Silvio non poneva mente a nulla; cogli occhi socchiusi, vaneggiava fra le chimere di un assopimento fantastico. Egli sognava e pensava; il sonno e la veglia alternavano bizzarramente le loro immagini. Questo stato durò qualche ora.

Quando Silvio si scosse era assai tardi. Levò il capo, e si guardò intorno come istupidito.

Poco dopo si accostò come un automa alla finestra, e guardò sulla via, poi al cielo, un cielo plumbeo, senza luce e senza azzurro. Aprì un antico forziere, e ne trasse alcune valigie di cuoio che gettò nel mezzo della stanza. Vuotò i cassetti dei suoi mobili, e cacciò ogni cosa alla rinfusa in quelle valigie. Questa occupazione non richiese gran tempo.

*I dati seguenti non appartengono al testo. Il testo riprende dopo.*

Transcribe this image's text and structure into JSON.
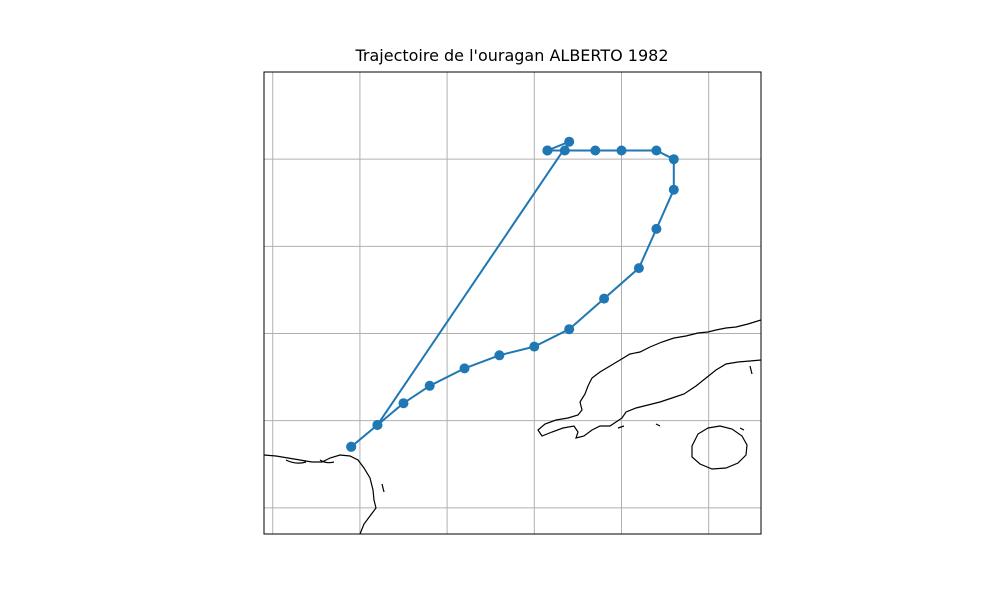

— La Spagna è un paese d'avventure — disse a voce alta come se qualcuno fosse testimonio della sua millanteria — vedrò le sue donne e i suoi puledri.

Il suono della sua voce gli cagionò una specie di terrore; ammutolì.

— Eugenio è un buon amico — aggiunse poco dopo a voce sommessa.

In quel punto un raggio di sole uscì dalle nuvole, e illuminò d'una tinta di porpora le pareti della camera.

— Sia benedetto! — sciamò Silvio — Or via, le mie valigie sono pronte, non mi rimane che salutare i pochi amici...

I pochi amici erano veramente pochi, e si riducevano a tre o quattro antichi compagni d'orgia che egli aveva dimenticato da un pezzo, e che rammentava tanto per far numero, e al signor Verni. La curiosità più che l'amicizia lo richiamava in quella casa; e più ancora il bisogno di uscire da ogni incertezza, e forse la speranza di riacquistare una fede perduta.

— Porterò meco il disprezzo, ovvero la memoria incontaminata di Carlotta.

Il suo cuore aggiungeva in segreto: «la rivedrò ancora una volta.»